もし、その業務が行われなくても支障がないとすれば、上司は部下に本来必要でない業務を行わせていたことになります。それは、なんと無駄なことでしょうか。
2つ目は、組織の変化に関わることです。ハイパーコンペティション(激烈な競争が行われている状況)の現代では、ビジネスの変化が早く、組織や組織の構成員も素早い変化を求められることが多くなってきました。
組織が変わるということは、当然、その構成員である社員も管理者も経営者も変わるということです。自分自身も、変わらなければなりません。

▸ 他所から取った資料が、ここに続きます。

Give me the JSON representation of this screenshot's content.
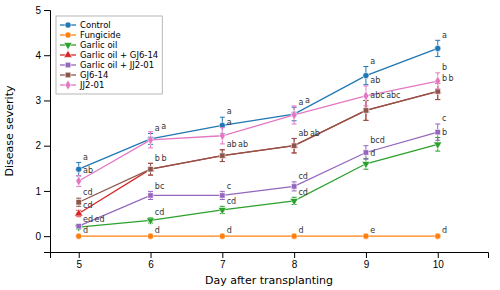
{
  "chart_data": {
    "type": "line",
    "xlabel": "Day after transplanting",
    "ylabel": "Disease severity",
    "x": [
      5,
      6,
      7,
      8,
      9,
      10
    ],
    "xlim": [
      4.6,
      10.7
    ],
    "ylim": [
      -0.35,
      5.0
    ],
    "xticks": [
      5,
      6,
      7,
      8,
      9,
      10
    ],
    "yticks": [
      0,
      1,
      2,
      3,
      4,
      5
    ],
    "grid": false,
    "legend": "upper left",
    "series": [
      {
        "name": "Control",
        "marker": "circle",
        "values": [
          1.48,
          2.15,
          2.45,
          2.7,
          3.55,
          4.15
        ],
        "errors": [
          0.15,
          0.12,
          0.18,
          0.15,
          0.2,
          0.18
        ],
        "annotations": [
          "a",
          "a",
          "a",
          "a",
          "a",
          "a"
        ]
      },
      {
        "name": "Fungicide",
        "marker": "circle",
        "values": [
          0.0,
          0.0,
          0.0,
          0.0,
          0.0,
          0.0
        ],
        "errors": [
          0.0,
          0.0,
          0.0,
          0.0,
          0.0,
          0.0
        ],
        "annotations": [
          "d",
          "d",
          "d",
          "d",
          "e",
          "d"
        ]
      },
      {
        "name": "Garlic oil",
        "marker": "triangle-down",
        "values": [
          0.2,
          0.35,
          0.58,
          0.78,
          1.6,
          2.03
        ],
        "errors": [
          0.05,
          0.06,
          0.08,
          0.08,
          0.12,
          0.15
        ],
        "annotations": [
          "ed",
          "cd",
          "cd",
          "cd",
          "d",
          "b"
        ]
      },
      {
        "name": "Garlic oil + GJ6-14",
        "marker": "triangle-up",
        "values": [
          0.5,
          1.48,
          1.78,
          2.0,
          2.78,
          3.2
        ],
        "errors": [
          0.07,
          0.13,
          0.13,
          0.16,
          0.22,
          0.18
        ],
        "annotations": [
          "cd",
          "b",
          "ab",
          "ab",
          "abc",
          "b"
        ]
      },
      {
        "name": "Garlic oil + JJ2-01",
        "marker": "square",
        "values": [
          0.22,
          0.9,
          0.9,
          1.1,
          1.85,
          2.3
        ],
        "errors": [
          0.04,
          0.09,
          0.09,
          0.1,
          0.15,
          0.18
        ],
        "annotations": [
          "ed",
          "bc",
          "c",
          "cd",
          "bcd",
          "c"
        ]
      },
      {
        "name": "GJ6-14",
        "marker": "square",
        "values": [
          0.75,
          1.48,
          1.78,
          2.0,
          2.78,
          3.2
        ],
        "errors": [
          0.09,
          0.13,
          0.13,
          0.16,
          0.22,
          0.18
        ],
        "annotations": [
          "cd",
          "b",
          "ab",
          "ab",
          "abc",
          "b"
        ]
      },
      {
        "name": "JJ2-01",
        "marker": "diamond",
        "values": [
          1.22,
          2.13,
          2.22,
          2.68,
          3.1,
          3.43
        ],
        "errors": [
          0.12,
          0.18,
          0.18,
          0.2,
          0.22,
          0.18
        ],
        "annotations": [
          "ab",
          "a",
          "a",
          "a",
          "ab",
          "b"
        ]
      }
    ]
  }
}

自ら変化を作り出すことができれば申し分ありません。それができないまでも、せめて、変化に柔軟な対応ができることが大事です。これには、年齢は関係ありません。「年をとったから変わることができない」というのは、単なる言い訳にすぎないのです。
考えてみてください。誰もが変化には敏感で、「できれば変化したくない」と思っています。そのため、経営者が率先して変わらなければ、部下は変わりようがありません。
もし、部下のほうが変化に柔軟で、組織の業務を改善させたり、進化させることができるのであれば、その部下が上司になって、上司は部下に降格したほうが良いということになります。
3つ目は、時間の使い方に関わることです。映画『踊る大捜査線 THE MOVIE』(東宝)の一場面では、偉い方々は現場から離れた立派な会議室で指示を出していました。一方で、現場にいる末端の捜査員が駆けずり回り、事件の解決に当たっていました。
本当にそれでいいのでしょうか? 本物の経営者ほど、個室から外に出て、あるいは会議室での打ち合わせをやめて、お客様と対話する時間を大事にしています。お客様との対話に、より多くの時間を割くように努力しているのです。